Holding Court

November 28, 2001

March 3-11, 2006, as the city of Philadelphia embarks on a yearlong celebration of Benjamin Franklin’s tricentennial, Pennsylvania Ballet brings back Franklin Court, the highly successful ballet that Christopher d’Amboise created during his four-year tenure as artistic director of Pennsylvania Ballet. Not seen in 14 years, the work has an interesting history of its own. 

Franklin Court
was initially produced in 1989, during a rocky time for the company. D’Amboise had just been appointed director and wanted to create something distinctly Philadelphian. “By the end of that first season, [after surviving] organizational traumas, we added Franklin to the last program as representing the kind of work I wanted to bring in,” says d’Amboise. “It was a perfect way to prove we were on track.”

Inventor, printer, one of the drafters of the Constitution, statesman—Benjamin Franklin’s life offered ample material with which to work. The resulting 30-minute ballet, a collaboration between renowned architect Robert Venturi and d’Amboise, had costumes by Frankie Fehr and music by Franklin contemporary Johann Sebastian Bach.

Choreographically, Franklin Court is “pure, classically based dance, beautifully crafted for two principal pairs and eight couples in the corps de ballet, all done with a hierarchy of men and women appropriate for Franklin’s era,” says current Pennsylvania Ballet Artistic Director Roy Kaiser, who succeeded d’Amboise in 1994. “It’s clever in its use of the set, with abstract pieces flying overhead.

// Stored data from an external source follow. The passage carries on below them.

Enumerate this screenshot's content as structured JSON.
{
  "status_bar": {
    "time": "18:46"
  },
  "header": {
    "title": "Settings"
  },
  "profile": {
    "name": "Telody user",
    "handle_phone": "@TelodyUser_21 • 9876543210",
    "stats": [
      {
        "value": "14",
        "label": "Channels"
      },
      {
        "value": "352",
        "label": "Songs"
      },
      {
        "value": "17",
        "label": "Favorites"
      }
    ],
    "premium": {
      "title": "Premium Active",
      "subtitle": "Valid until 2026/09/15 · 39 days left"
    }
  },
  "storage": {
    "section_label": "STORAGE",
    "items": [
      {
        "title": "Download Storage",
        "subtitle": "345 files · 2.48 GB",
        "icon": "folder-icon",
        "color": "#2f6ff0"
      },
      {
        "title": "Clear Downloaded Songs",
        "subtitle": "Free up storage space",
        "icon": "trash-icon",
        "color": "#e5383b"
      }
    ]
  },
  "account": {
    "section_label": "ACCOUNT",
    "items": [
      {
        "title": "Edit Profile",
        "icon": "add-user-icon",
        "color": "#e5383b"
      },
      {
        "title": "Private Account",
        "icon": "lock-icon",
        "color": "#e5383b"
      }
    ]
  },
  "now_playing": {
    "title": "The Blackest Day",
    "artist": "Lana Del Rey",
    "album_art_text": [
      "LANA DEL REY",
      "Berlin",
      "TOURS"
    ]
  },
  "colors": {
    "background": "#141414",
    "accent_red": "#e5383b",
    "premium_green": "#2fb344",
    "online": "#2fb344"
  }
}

Part of the success was not knowing how these pieces would come together in the end.” 

D’Amboise also wanted the choreography to make a dramatic statement. Fearing that a historical narrative, “with dancing Bens running around, would have been insipid,” he strove instead to represent the range of Franklin’s accomplishments.   

While strolling through Philadelphia’s Old City in search of inspiration, the choreographer happened upon the site of Franklin’s former home. The building had been razed in 1812, but on the site is the airy “ghost structure” that Venturi designed for the city’s celebration of the 1976 U.S. Bicentennial. The steel frame outline of the shape of Franklin’s home seemed like the perfect “metaphor for the abstract way you can interpret something concrete,” says d’Amboise.   

Because Franklin was as famous for his inventions as he was for his statesmanship, d’Amboise highlighted a few of them, such as bifocals and swim fins, as figurative themes to introduce the ballet’s sections. But the founding father was also famous for his experiment involving a key, a kite and a lightning bolt. D’Amboise chose to create a romantic pas de deux for Kaiser, then in his last years as principal dancer, and partner Lisa Sundstrom, which symbolized human electricity to reflect Franklin’s interest in that powerful phenomenon. 

For the “Swim Fins” section, d’Amboise threw in some comedy, using a phalanx of men as the waves who float the female soloist. And in the “Bifocals” section, there is a lead couple shadowed by another, which is intended to create the effect of looking through lenses with two focal lengths.  

D’Amboise decided to reinforce his Philadelphia theme with another city favorite: “I love Stokowski’s overblown arrangements of Bach,” says d’Amboise of the lush orchestrations made famous by the

legendary Philadelphia Orchestra conductor Leopold Stokowski. The choreographer used Stokowski’s

version of the Bach G Minor Fugue for the score.

D’Amboise worked closely with architects Venturi and Steven Izenour on the set design, which involved square metal poles that fly in, change directions and rotate, so that in the finale, all the pieces fit together as a replica of Venturi’s “ghost structure.”

However, the manipulation of the set pieces never ran smoothly, partly because of the antiquated backstage at the Academy of Music (now the home theater for the company). When the company revived Franklin in 1992, an attempt was made to convert the set’s operation from a manual to a computerized system, but it was not successful, so the ballet was produced with a stationary set.

The fully operating Venturi set will be back on the Academy of Music stage, which has been completely modernized in recent years. And while there are some lingering questions about a few technical issues, Kaiser, as he says, “is comfortable taking calculated artistic risks.”

With fond memories of the dancers in his original Franklin Court, d’Amboise is “looking forward to working with the new generation of dancers,” he says. “I’ll find ways to bring out the best elements of these dancers and see how interpretive this group will be.”


Lewis Whittington’s articles on the arts and culture have appeared in The Advocate, Philadelphia City Paper, American Theatre Magazine, and the Philadelphia Inquirer.